さすがに年下の彼氏におんぶしてもらうほど、体力が衰えているなんてことはない。
ムードを破壊するほど汗をかいた俺はベンチに腰掛けた。
「疲れましたね。」
「もう動けない。」
「それは困ります。今から愛を誓うのに。」
「本当にやんのかよ?」
「やりますよ。」
城崎は自販機で水を買ってきて俺に手渡した。
250ml一気に飲み干すと、城崎はくすくす笑いながら俺の隣に腰掛ける。
「先輩が来てくれてよかった。
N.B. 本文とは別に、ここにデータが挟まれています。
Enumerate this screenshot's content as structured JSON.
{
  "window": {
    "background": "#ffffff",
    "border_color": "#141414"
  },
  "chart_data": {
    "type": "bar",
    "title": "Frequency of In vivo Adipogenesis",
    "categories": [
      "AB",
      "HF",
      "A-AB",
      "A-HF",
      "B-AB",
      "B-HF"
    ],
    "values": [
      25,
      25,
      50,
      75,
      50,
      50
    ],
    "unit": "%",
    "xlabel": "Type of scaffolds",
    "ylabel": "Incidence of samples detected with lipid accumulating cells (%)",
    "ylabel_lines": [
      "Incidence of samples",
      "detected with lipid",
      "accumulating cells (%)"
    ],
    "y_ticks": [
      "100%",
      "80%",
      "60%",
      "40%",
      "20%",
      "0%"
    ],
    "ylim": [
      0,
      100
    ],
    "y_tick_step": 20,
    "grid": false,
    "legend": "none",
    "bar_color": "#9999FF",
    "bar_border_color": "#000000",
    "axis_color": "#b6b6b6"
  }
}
」
「城崎って、神話とか噂とか信じるタイプなんだ?」
「だって……、どう足掻こうと俺も先輩も男で、先輩は元々女性が好きなんですから。こういう俗説に縋りたくなるくらい、俺は不安なんですよ。」
急に弱々しくなった城崎の声。
ここにきた理由。
城崎のこと、俺なりに愛してるし、城崎の愛にも応えているつもりだった。
俺の愛は足りていなかったのか?
城崎の手を強く握ると、城崎も俺の手を握り返す。
「先輩は何も悪くないですよ?先輩も俺と同じ気持ちでいてくれてるって伝わってきますし、今の関係に満足してないわけじゃないんです。」
「じゃあ何で?」
「俺の問題です。………俺はずっと先輩と人生を共にしたいから。将来のこと考えた時、いつか先輩は俺と別れて、素敵な女性と結婚して子供を産むのかなって。どうしてもそんな未来が脳裏をよぎってしまうときがあるんです。」
そう言葉を紡 いだ城崎は、とても悲しい表情をしていた。
「馬鹿だな…。」
「え?」
「俺だって、いつか城崎が離れていくんじゃないかって不安になる時あるよ。」
「そんなこと…!」
「ないとは言い切れないじゃん?俺だって、千紗と付き合ってた時は生涯こいつを守る〜とか思ってたよ。でも今はこうやって性別の壁を超えて、城崎と付き合ってるだろ?結局なるようにしかならないって。」
「…………。」
「重く考えすぎなんだよ。せっかく両想いなのに、先のこと考えて不安になるの勿体なくね?」
「………先輩は、大人ですね。」
「伊達 に年食ってるわけじゃねぇからな。」
城崎の表情から少し不安が消えた気がした。
本音を話してくれてよかった。
俺は城崎のこと、大切に思ってる。
部下としても、恋人としても。
「よっしゃ。鐘鳴らしに行くか!」
「え?いいんですか?」
「ほら、さっさと行くぞ。」
「…はいっ!」
俺が鐘の方へ歩みを進めると、城崎も嬉しそうに俺の隣を歩いた。